Llevaba quince años veraneando en La Manga del Mar Menor y podía decir, como le confesaron a Harrison Ford en Blade Runner, que he visto cosas increíbles. He conocido el horror de las tardes sin duchas porque el agua no tenía presión, los interminables atascos de los viernes, de los sábados y de los domingos, he sufrido los alaridos de un alienígena de sandalias y calcetines negros con riñonera desgañitándose ante un karaoke del Cayo Coco más allá de la medianoche, y he mancillado el buen nombre de esta tierra y de su consistorio un atardecer de julio mientras la fetidez del aire del Canal de Marchamalo inundaba toda la urbanización. Pero hace unos días he visto algo inusual: un empleado de la limpieza haciendo lo propio.
Mi cuñado y yo manteníamos un largo litigio sobre este asunto, pero por fin pude dar a conocer al mundo la gran noticia de su existencia. Sin embargo, vista la suciedad que el viento arrinconaba en las calles, el extenso sarpullido de chicles, las obras municipales tan anárquicas y ausentes de información que parecían clandestinas y, en definitiva, la falta de eficacia en los servicios, la gran noticia de aquellos días me supo a poco: entonces quedé convencido que aquel empleado municipal era el único de su especie.
Algún político local llegó a argüir que eso era exagerado, pero yo les puse una trampa. Se trataba de un cartón de leche abandonado desde hacía más de dos semanas y del que, porqué no confesarlo, me había encariñado.

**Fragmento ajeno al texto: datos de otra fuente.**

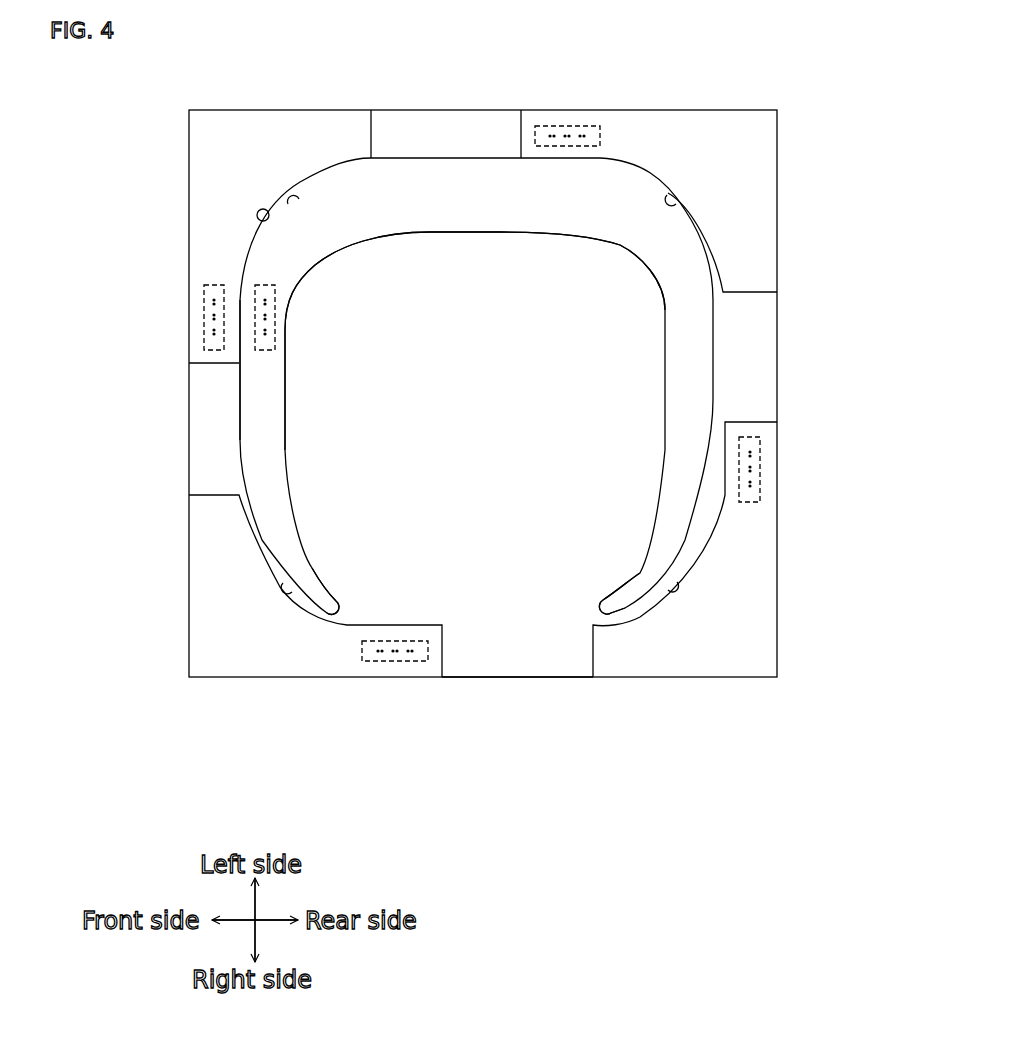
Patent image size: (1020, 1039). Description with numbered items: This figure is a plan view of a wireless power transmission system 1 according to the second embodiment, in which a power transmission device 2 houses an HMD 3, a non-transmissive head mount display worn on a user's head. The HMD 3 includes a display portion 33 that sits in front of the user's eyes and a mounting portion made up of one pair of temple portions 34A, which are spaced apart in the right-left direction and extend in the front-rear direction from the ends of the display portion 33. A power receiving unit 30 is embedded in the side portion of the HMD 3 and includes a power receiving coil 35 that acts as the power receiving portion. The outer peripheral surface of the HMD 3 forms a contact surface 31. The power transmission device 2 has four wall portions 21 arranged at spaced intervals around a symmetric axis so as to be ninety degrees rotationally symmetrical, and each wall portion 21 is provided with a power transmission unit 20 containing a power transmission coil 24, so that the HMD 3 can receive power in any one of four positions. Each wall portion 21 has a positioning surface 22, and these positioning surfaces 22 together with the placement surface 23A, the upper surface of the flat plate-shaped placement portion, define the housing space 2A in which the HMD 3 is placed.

The vehicle seat (seat cushion assembly) 1 is at (501, 718).
The power transmission device 2 is at (779, 158).
The housing space 2A is at (335, 448).
The HMD 3 is at (715, 372).
The power transmission unit 20 is at (567, 126).
The wall portion 21 is at (244, 136).
The positioning surface 22 is at (296, 202).
The placement surface 23A is at (542, 555).
The power transmission coil 24 is at (585, 128).
The power receiving unit 30 is at (286, 345).
The contact surface 31 is at (268, 221).
The display portion 33 is at (473, 235).
The temple portion 34A is at (320, 583).
The power receiving coil 35 is at (278, 325).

Lo reconozco, me dejé arrastrar por el revisionismo y la mala leche, después lo pegué al suelo. Así evitaba que el viento lo arrastrase hacia el mar, aunque estaba convencido de que el año que siguiente, aquel cartón seguirá acompañándome mientras contemplaba las estrellas. Acaso después de otro año, podría disfrutar de la compañía también de algún otro tetrabrik como manifestación última de la invasión de los replicantes.